Python unhashable type: slice on list

I am trying to write a little script that will look at a string of text, remove the stop words, then return the top 10 most commonly used words in that string as a list.

This is my code:

from collections import Counter as c
from nltk.corpus import stopwords
stop = set(stopwords.words('english'))
description = ("This is some place holder text for a shop that sells shoes, coats and jumpers.  We sell lots of shoes but never sell t-shirts.  Please come to our shop if you want some jumpers")
description = ([word for word in description.lower().split() if word not in stop])
common_list = c(description)
top_ten = (common_list[:9])

However, this gives me the error message unhashable type: slice. I think this is because common_list might not actually be a list.. I am very new to python so please excuse if this is really silly.

3 answers

  • answered 2017-11-12 19:43 en_lorithai

    common_list is a dictionary, can't slice it (common_list[:9] won't work). You probably have to convert the common_list into an actual list and sort that one based on the occurrences.

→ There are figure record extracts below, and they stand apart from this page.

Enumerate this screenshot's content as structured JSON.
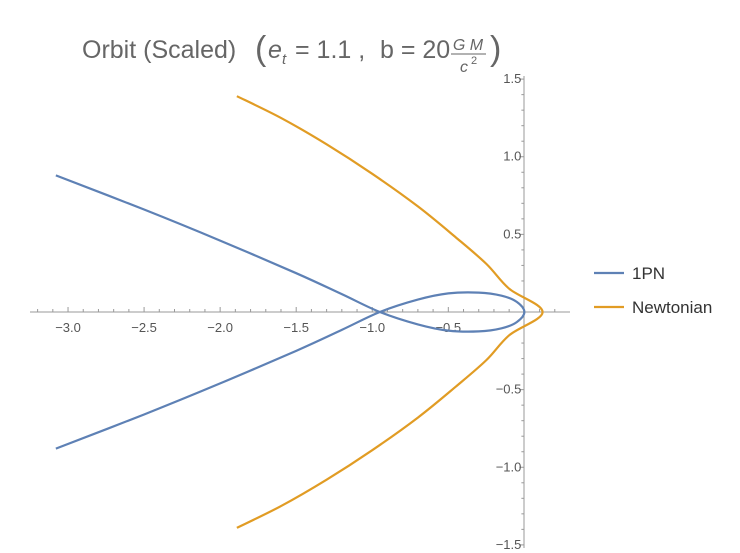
{
  "chart_data": {
    "type": "line",
    "title": {
      "main": "Orbit (Scaled)",
      "e_symbol": "e",
      "e_sub": "t",
      "e_value": "= 1.1 ,",
      "b_text": "b = 20",
      "numerator": "G M",
      "denominator": "c",
      "denominator_exp": "2"
    },
    "xlabel": "",
    "ylabel": "",
    "xlim": [
      -3.25,
      0.3
    ],
    "ylim": [
      -1.52,
      1.52
    ],
    "x_ticks": [
      {
        "value": -3.0,
        "label": "−3.0"
      },
      {
        "value": -2.5,
        "label": "−2.5"
      },
      {
        "value": -2.0,
        "label": "−2.0"
      },
      {
        "value": -1.5,
        "label": "−1.5"
      },
      {
        "value": -1.0,
        "label": "−1.0"
      },
      {
        "value": -0.5,
        "label": "−0.5"
      }
    ],
    "y_ticks": [
      {
        "value": 1.5,
        "label": "1.5"
      },
      {
        "value": 1.0,
        "label": "1.0"
      },
      {
        "value": 0.5,
        "label": "0.5"
      },
      {
        "value": -0.5,
        "label": "−0.5"
      },
      {
        "value": -1.0,
        "label": "−1.0"
      },
      {
        "value": -1.5,
        "label": "−1.5"
      }
    ],
    "grid": false,
    "legend_position": "right",
    "series": [
      {
        "name": "1PN",
        "color": "#5e81b5",
        "points": [
          [
            -3.08,
            0.88
          ],
          [
            -2.5,
            0.66
          ],
          [
            -2.0,
            0.46
          ],
          [
            -1.5,
            0.25
          ],
          [
            -1.2,
            0.115
          ],
          [
            -0.95,
            0.0
          ],
          [
            -0.7,
            -0.08
          ],
          [
            -0.5,
            -0.12
          ],
          [
            -0.3,
            -0.125
          ],
          [
            -0.15,
            -0.105
          ],
          [
            -0.05,
            -0.065
          ],
          [
            0.0,
            0.0
          ],
          [
            -0.05,
            0.065
          ],
          [
            -0.15,
            0.105
          ],
          [
            -0.3,
            0.125
          ],
          [
            -0.5,
            0.12
          ],
          [
            -0.7,
            0.08
          ],
          [
            -0.95,
            0.0
          ],
          [
            -1.2,
            -0.115
          ],
          [
            -1.5,
            -0.25
          ],
          [
            -2.0,
            -0.46
          ],
          [
            -2.5,
            -0.66
          ],
          [
            -3.08,
            -0.88
          ]
        ]
      },
      {
        "name": "Newtonian",
        "color": "#e19c24",
        "points": [
          [
            -1.89,
            1.39
          ],
          [
            -1.6,
            1.25
          ],
          [
            -1.3,
            1.08
          ],
          [
            -1.0,
            0.89
          ],
          [
            -0.7,
            0.68
          ],
          [
            -0.45,
            0.48
          ],
          [
            -0.25,
            0.31
          ],
          [
            -0.1,
            0.15
          ],
          [
            0.12,
            0.0
          ],
          [
            -0.1,
            -0.15
          ],
          [
            -0.25,
            -0.31
          ],
          [
            -0.45,
            -0.48
          ],
          [
            -0.7,
            -0.68
          ],
          [
            -1.0,
            -0.89
          ],
          [
            -1.3,
            -1.08
          ],
          [
            -1.6,
            -1.25
          ],
          [
            -1.89,
            -1.39
          ]
        ]
      }
    ]
  }
}
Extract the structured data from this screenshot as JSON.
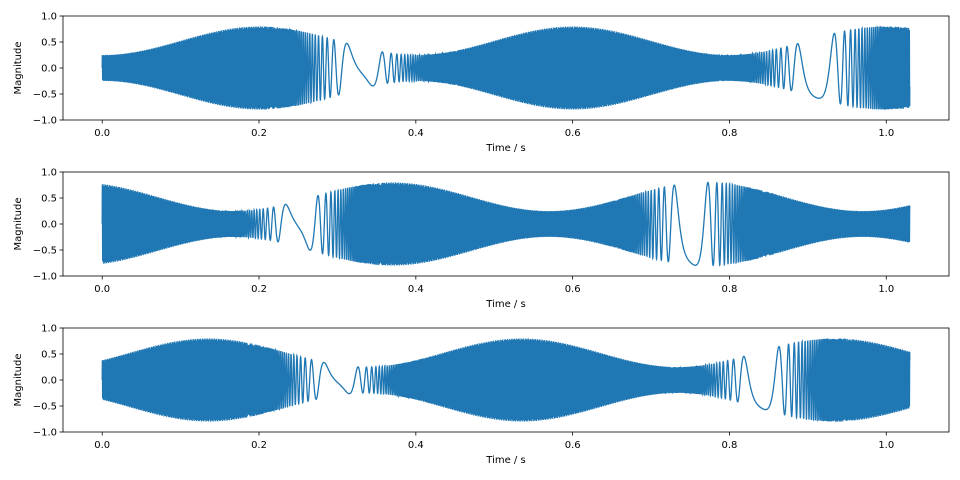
{
  "chart_data": [
    {
      "type": "line",
      "title": "",
      "xlabel": "Time / s",
      "ylabel": "Magnitude",
      "xlim": [
        -0.05,
        1.08
      ],
      "ylim": [
        -1.0,
        1.0
      ],
      "x_ticks": [
        "0.0",
        "0.2",
        "0.4",
        "0.6",
        "0.8",
        "1.0"
      ],
      "y_ticks": [
        "1.0",
        "0.5",
        "0.0",
        "−0.5",
        "−1.0"
      ],
      "series_color": "#1f77b4",
      "signal": {
        "t_start": 0.0,
        "t_end": 1.03,
        "envelope_period_s": 0.4,
        "envelope_phase_s": 0.0,
        "envelope_min": 0.25,
        "envelope_max": 0.8,
        "sweep_period_s": 0.58,
        "sweep_phase_s": 0.04,
        "freq_min_hz": 8,
        "freq_max_hz": 1200
      }
    },
    {
      "type": "line",
      "title": "",
      "xlabel": "Time / s",
      "ylabel": "Magnitude",
      "xlim": [
        -0.05,
        1.08
      ],
      "ylim": [
        -1.0,
        1.0
      ],
      "x_ticks": [
        "0.0",
        "0.2",
        "0.4",
        "0.6",
        "0.8",
        "1.0"
      ],
      "y_ticks": [
        "1.0",
        "0.5",
        "0.0",
        "−0.5",
        "−1.0"
      ],
      "series_color": "#1f77b4",
      "signal": {
        "t_start": 0.0,
        "t_end": 1.03,
        "envelope_period_s": 0.4,
        "envelope_phase_s": 0.17,
        "envelope_min": 0.25,
        "envelope_max": 0.8,
        "sweep_period_s": 0.5,
        "sweep_phase_s": 0.0,
        "freq_min_hz": 8,
        "freq_max_hz": 1200
      }
    },
    {
      "type": "line",
      "title": "",
      "xlabel": "Time / s",
      "ylabel": "Magnitude",
      "xlim": [
        -0.05,
        1.08
      ],
      "ylim": [
        -1.0,
        1.0
      ],
      "x_ticks": [
        "0.0",
        "0.2",
        "0.4",
        "0.6",
        "0.8",
        "1.0"
      ],
      "y_ticks": [
        "1.0",
        "0.5",
        "0.0",
        "−0.5",
        "−1.0"
      ],
      "series_color": "#1f77b4",
      "signal": {
        "t_start": 0.0,
        "t_end": 1.03,
        "envelope_period_s": 0.4,
        "envelope_phase_s": 0.335,
        "envelope_min": 0.25,
        "envelope_max": 0.8,
        "sweep_period_s": 0.54,
        "sweep_phase_s": 0.03,
        "freq_min_hz": 8,
        "freq_max_hz": 1200
      }
    }
  ]
}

  • answered 2017-11-12 20:03 Joe Iddon

    You can use the following one-liner:

    top_ten = sorted(c(description).items(), key=lambda p:p[1])[::-1][:10]
    

    why?

    Well you essentially have a list of words:

    description = ["cat", "fish", "cat", "cat", "dog", "dog"]
    

    and then you can get the counts of each elements with the c() function so by taking c(description) which gives:

    Counter({'cat': 3, 'dog': 2, 'fish': 1})
    

    and then we need to sort this and that is done by sorting on the second element of each tuple with key=lambda p:p[1]. Which in our case would give:

    [('fish', 1), ('dog', 2), ('cat', 3)]
    

    then we need to reverse it with [::-1] and take the first 10 elements with [:10]. Which would leave us with:

    [('cat', 3), ('dog', 2), ('fish', 1)]
    

    If you just want the words, just take the first element from each list in the top_ten list with:

    [i[0] for i in top_ten]
    

  • answered 2017-11-12 20:28 Joe Iddon

    This can be done with the Counter object's most_common method which makes it really easy:

    top_ten = c(description).most_common(10)
    

    The documentation states:

    Return a list of the n most common elements and their counts from the most common to the least.

    So as it returns both the element and their counts and we only want the element, we still need to use a list-comprehension:

    top_ten = [i[0] for i in c(description).most_common(10)]